Подобная разноголосица в определении вида «старинных» песен о неволе, на наш взгляд, решается классификацией, предложенной ещё в 70-е годы прошлого столетия известной исследовательницей русского фольклора Н. П. Колпаковой. В пределах тюремного цикла она выделила две тематические подгруппы: тюрьма и ссылка, а в текстах каждой из подгрупп – основные ведущие сюжетные мотивы:
«Тюрьма: 163. Быт и думы арестанта. 164. Возмущение, социальный протест. 165. Арестант и его семья. 166. Арестант и его любимая. 167. Девушка-арестантка. 168. Выкуп из тюрьмы. 169. Подкуп палача. 170. Казнь в тюрьме. Ссылка: 171. Каторга. 172. Бегство с каторги. Бродяжничество» (Колпакова 1977: 93).
XIX век характеризуется разработкой темы неволи в книжной поэзии.
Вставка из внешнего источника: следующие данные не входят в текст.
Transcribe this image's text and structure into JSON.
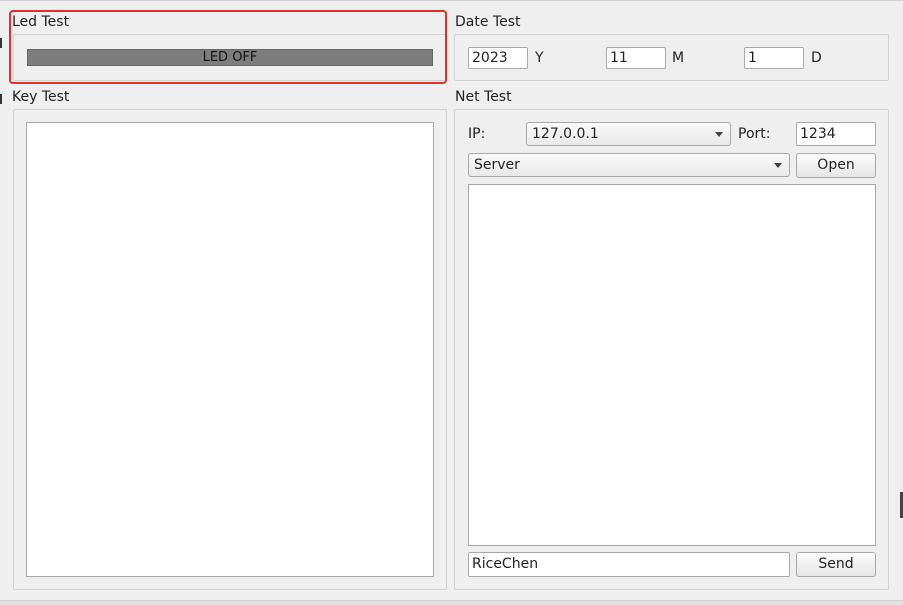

Ключевая для тюремной народной песни оппозиция воля/ неволя органично вписывалась в двоемирие поэзии романтиков:
социальной и экзистенциальной несвободе человека в реальном мире, описываемой в образах замкнутого пространства тюрьмы,
сырой темницы, решётки, оков, противопоставляется воля просторов небес, дикой степи, синего моря. Изначальная ориентированность
на народные песни стихотворений А. С. Пушкина и Ю. М. Лермонтова одноимённого названия «Узник» стала основанием их скорой и широкой фольклоризации. Волею исторических обстоятельств «тюремная» песня окончательно утверждается в русской лирике творчеством поэтов-декабристов (В. К. Кюхельбекер, А. И. Одоевский, В. Ф. Раевский, Ф. Н. Глинка), пополнивших и народный песенный репертуар.
Во второй половине XIX века на фоне общей тенденции прозаизации лирики «тюремная» песня литературного происхождения
восприняла жанровые черты баллады, такие как сюжетность, отрывистое повествование, драматический диалог, таинственность, нередко трагическая развязка. В основе сюжета чаще всего история побега из тюрьмы, каторги, ссылки. Балладная разработка тюремных
песен по образцам литературных получает активное развитие в фольклоре. Примером фольклорной трансформации литературного жанра
служит широко известная песня-баллада о московском разбойнике Ланцове, совершившем побег из неприступной башни московской тюрьмы.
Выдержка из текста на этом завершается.